Okay, with some more instrumentation, for crhwiki, it looks AddRedLinks is the culprit:

crhwiki:Brânsk_rayonı

[dump] DOMPasses:TOP-LangConverter-PMU: 105.33726501465
[dump] DOMPasses:TOP-AddRedLinks-PMU: 589.89879608154

crhwiki:Noyabr

[dump] DOMPasses:TOP-LangConverter-PMU: 108.3929901123
[dump] DOMPasses:TOP-AddRedLinks-PMU: 4733.834197998

Change #1152160 merged by jenkins-bot:

[mediawiki/services/parsoid@master] Add mildly hacky --debug-oom flag to parse.php

https://gerrit.wikimedia.org/r/1152160

Change #1154863 had a related patch set uploaded (by Arlolra; author: Arlolra):

[mediawiki/vendor@master] Bump wikimedia/parsoid to 0.22.0-a6

https://gerrit.wikimedia.org/r/1154863

Change #1154863 merged by jenkins-bot:

[mediawiki/vendor@master] Bump wikimedia/parsoid to 0.22.0-a6

https://gerrit.wikimedia.org/r/1154863

Okay, we've filed separate tasks for specific issues and fixed some of them.

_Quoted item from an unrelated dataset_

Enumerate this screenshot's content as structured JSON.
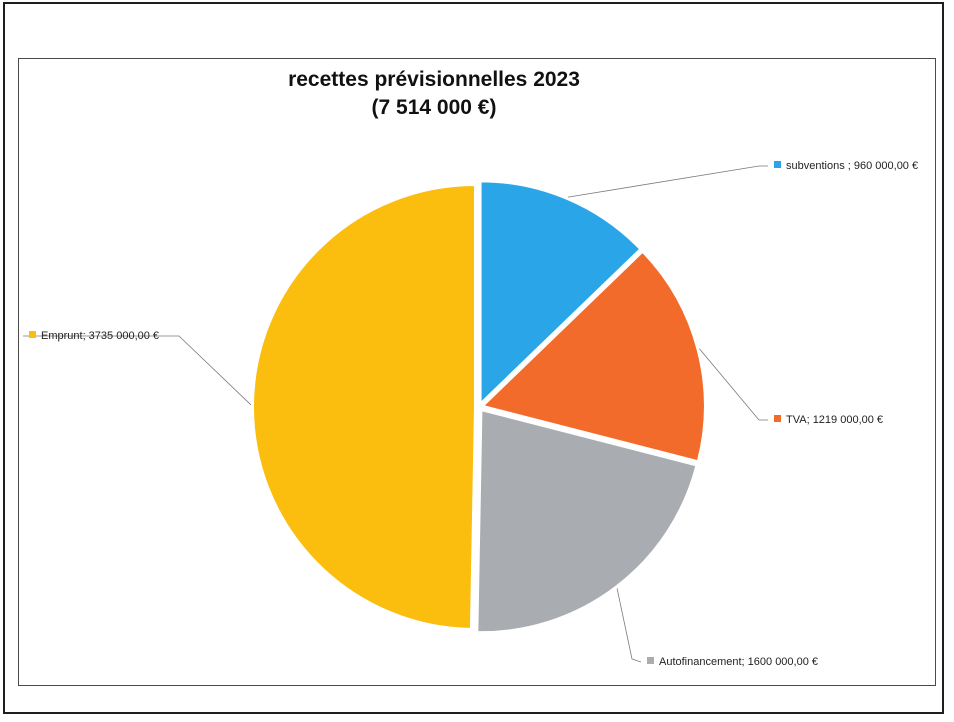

The only uninvestigated issue is to look at timeouts on User and Wikipedia namespaces -- both of which point to issues with large pages and not necessarily something substantially broken. I'm going to close this task and when we get to a second round of performance work, we can revisit our state of OOMs and timeouts and file fresh tasks as needed.